Les couples « fin d’information généalogique »
Définition
En génétique des populations, une « fin d’information généalogique » coïncide obligatoirement avec un fondateur qui est un géniteur. Les fins d’information généalogique sont par définition des couples repérés dans la base de données selon différents événements démographiques de manière à ce qu’on puisse les dater, minimalement dans certains cas, et surtout les classer selon leur statut d’entrée à l’île. Ainsi, dans un Registre de population, à quelques rares exceptions près, la fin d’information généalogique en ascendance est toujours le couple : au baptême, au décès ou au mariage d’un enfant, les parents sont nommés. Au décès d’un conjoint, c’est directement le couple qui est identifié, comme dans le cas de certains mariages, par exemple celui d’un veuf et d’une veuve.
Repérage chronologique
L’événement qui situe le mieux chronologiquement le couple est son mariage. Nous avons distribué toutes les fins d’information en fonction de la présence ou de l’absence d’une date complète de mariage à l’île le caractérisant; ces deux classes de fin d’information ont ensuite été subdivisées selon un autre événement démographique : première naissance ou premier décès d’un enfant à l’île, ou premier mariage d’un enfant célébré à l’île ou, en dernier ressort, décès d’un membre du couple. Ensuite, nous avons examiné la fiche de famille de chaque couple pour mieux documenter les cas complexes et, ultérieurement, classer chaque couple fin d’information selon son statut d’entrée dans la population.

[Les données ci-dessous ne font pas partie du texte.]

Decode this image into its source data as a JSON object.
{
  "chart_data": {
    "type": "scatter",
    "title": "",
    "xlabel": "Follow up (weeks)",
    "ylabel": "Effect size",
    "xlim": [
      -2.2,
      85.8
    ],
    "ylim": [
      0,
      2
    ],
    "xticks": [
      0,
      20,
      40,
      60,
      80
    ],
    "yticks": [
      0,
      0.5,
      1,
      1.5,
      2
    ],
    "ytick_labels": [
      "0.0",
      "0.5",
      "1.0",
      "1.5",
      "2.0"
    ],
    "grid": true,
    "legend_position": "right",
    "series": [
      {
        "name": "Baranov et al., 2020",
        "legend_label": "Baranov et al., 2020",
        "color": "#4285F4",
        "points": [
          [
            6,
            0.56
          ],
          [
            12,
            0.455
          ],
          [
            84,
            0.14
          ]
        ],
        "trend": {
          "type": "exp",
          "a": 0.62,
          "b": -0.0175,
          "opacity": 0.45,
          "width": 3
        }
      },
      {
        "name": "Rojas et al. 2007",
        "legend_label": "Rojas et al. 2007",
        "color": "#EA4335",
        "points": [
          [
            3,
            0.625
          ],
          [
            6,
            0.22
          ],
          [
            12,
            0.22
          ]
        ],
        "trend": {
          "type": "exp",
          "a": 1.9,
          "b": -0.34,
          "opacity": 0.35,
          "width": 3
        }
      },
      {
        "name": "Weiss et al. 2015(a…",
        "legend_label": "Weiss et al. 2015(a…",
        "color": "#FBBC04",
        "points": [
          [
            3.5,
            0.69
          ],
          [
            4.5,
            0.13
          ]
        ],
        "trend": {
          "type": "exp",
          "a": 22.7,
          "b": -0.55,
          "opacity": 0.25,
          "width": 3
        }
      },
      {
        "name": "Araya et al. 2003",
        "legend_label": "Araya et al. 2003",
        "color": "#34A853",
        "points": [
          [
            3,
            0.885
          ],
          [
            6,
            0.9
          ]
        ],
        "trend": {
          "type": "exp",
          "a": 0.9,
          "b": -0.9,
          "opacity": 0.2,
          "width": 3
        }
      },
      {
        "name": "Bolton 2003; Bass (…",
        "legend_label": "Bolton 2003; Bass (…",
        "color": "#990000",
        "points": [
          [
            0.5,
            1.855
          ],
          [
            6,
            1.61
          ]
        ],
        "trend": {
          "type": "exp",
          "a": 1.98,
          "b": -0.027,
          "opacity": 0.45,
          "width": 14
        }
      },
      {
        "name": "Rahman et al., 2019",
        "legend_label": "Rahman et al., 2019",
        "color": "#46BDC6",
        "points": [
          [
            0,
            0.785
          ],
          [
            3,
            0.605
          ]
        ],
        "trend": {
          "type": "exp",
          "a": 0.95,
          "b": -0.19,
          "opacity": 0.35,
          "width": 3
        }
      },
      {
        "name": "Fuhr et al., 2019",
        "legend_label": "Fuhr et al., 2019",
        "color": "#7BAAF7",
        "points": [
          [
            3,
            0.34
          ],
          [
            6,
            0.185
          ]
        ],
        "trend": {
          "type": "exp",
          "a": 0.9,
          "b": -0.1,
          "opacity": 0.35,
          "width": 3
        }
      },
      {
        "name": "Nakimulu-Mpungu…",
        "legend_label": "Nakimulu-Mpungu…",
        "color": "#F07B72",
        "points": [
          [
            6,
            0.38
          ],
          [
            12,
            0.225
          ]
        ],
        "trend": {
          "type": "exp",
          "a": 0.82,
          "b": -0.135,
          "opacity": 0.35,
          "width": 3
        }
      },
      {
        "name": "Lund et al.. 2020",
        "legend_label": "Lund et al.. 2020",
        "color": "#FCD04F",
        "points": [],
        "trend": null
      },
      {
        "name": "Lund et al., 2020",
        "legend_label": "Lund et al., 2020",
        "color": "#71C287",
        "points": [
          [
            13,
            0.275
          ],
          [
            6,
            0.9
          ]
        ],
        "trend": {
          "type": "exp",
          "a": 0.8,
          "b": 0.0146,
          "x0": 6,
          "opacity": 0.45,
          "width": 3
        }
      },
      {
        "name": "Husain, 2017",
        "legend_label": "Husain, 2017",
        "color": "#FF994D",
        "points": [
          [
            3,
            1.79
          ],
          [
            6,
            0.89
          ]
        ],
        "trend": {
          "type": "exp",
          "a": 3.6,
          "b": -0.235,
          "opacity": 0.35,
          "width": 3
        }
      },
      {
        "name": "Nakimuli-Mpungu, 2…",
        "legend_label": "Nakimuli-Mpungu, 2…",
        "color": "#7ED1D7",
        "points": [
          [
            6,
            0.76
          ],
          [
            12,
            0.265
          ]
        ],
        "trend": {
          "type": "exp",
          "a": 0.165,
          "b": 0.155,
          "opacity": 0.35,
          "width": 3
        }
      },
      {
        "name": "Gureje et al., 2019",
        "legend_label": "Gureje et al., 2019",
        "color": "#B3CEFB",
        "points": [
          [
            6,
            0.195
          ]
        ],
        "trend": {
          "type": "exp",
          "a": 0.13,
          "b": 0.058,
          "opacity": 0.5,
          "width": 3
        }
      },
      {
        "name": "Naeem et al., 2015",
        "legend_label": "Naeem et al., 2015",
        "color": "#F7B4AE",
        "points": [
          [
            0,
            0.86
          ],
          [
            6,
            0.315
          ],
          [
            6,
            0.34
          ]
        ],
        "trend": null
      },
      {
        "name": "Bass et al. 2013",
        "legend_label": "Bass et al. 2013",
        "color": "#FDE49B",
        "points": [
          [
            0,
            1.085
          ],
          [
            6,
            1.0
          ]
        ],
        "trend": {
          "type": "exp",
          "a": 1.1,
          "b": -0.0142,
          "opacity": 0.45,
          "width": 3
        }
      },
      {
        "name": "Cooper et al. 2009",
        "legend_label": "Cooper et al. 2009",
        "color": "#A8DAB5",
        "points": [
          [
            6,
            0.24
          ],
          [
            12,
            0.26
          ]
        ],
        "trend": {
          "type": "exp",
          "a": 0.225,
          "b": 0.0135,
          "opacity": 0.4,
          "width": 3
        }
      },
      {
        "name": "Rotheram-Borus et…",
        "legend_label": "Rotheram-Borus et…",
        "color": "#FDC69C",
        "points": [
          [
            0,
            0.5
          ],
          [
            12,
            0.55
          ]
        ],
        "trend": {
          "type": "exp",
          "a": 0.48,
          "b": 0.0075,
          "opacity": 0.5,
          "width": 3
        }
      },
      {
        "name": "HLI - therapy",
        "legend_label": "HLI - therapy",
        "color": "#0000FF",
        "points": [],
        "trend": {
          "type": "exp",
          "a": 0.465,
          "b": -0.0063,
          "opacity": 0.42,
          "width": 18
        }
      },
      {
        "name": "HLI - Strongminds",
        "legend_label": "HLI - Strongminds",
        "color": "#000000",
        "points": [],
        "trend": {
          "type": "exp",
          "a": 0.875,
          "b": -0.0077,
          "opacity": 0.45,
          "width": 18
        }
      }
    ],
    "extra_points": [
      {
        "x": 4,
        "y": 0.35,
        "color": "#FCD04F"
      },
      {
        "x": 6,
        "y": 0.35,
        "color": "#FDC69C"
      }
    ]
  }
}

Unions sans date de mariage
Les unions sans date de mariage et sans aucune autre date d’événement démographique les concernant sont presque exclusivement des premières unions de veufs ou de veuves qui figurent dans le Registre à cause de remariages à l’île. Les unions sans date de mariage et repérées grâce à une première naissance d’enfant à l’île concernent des couples venus à l’île avec une famille habituellement en partie constituée. Il peut aussi s’agir de couples dont un des membres est un résident de l’île (habituellement l’homme) et dont le mariage a été célébré hors de l’île, c’est-à-dire dans la paroisse de l’épouse, selon la coutume. Le couple réside à l’île et y élève sa famille (exogamie avec gain). Les couples identifiés par un décès d’enfant n’ont habituellement pas eu un autre enfant à l’île sauf quelques exceptions. Dans près de la moitié des cas, il s’agit de décès de célibataires adultes dont les parents ne semblent pas avoir résidé à l’Isle-aux-Coudres puisque aucun autre événement démographique ne les caractérise. Les couples identifiés par mariage d’enfants sont habituellement des couples parents d’un enfant venu se marier dans la paroisse de son épouse; le couple peut s’établir à l’île ou résider ailleurs. Les couples identifiés par le décès d’un des conjoints sont des couples dont un membre ou les deux décèdent à l’île; ils sont habituellement âgés et sans liens de filiation ou de procréation. Il peut s’agir de parents d’un individu ayant immigré déjà marié, ou de parents de célibataires n’étant pas nés ou décédés à l’île.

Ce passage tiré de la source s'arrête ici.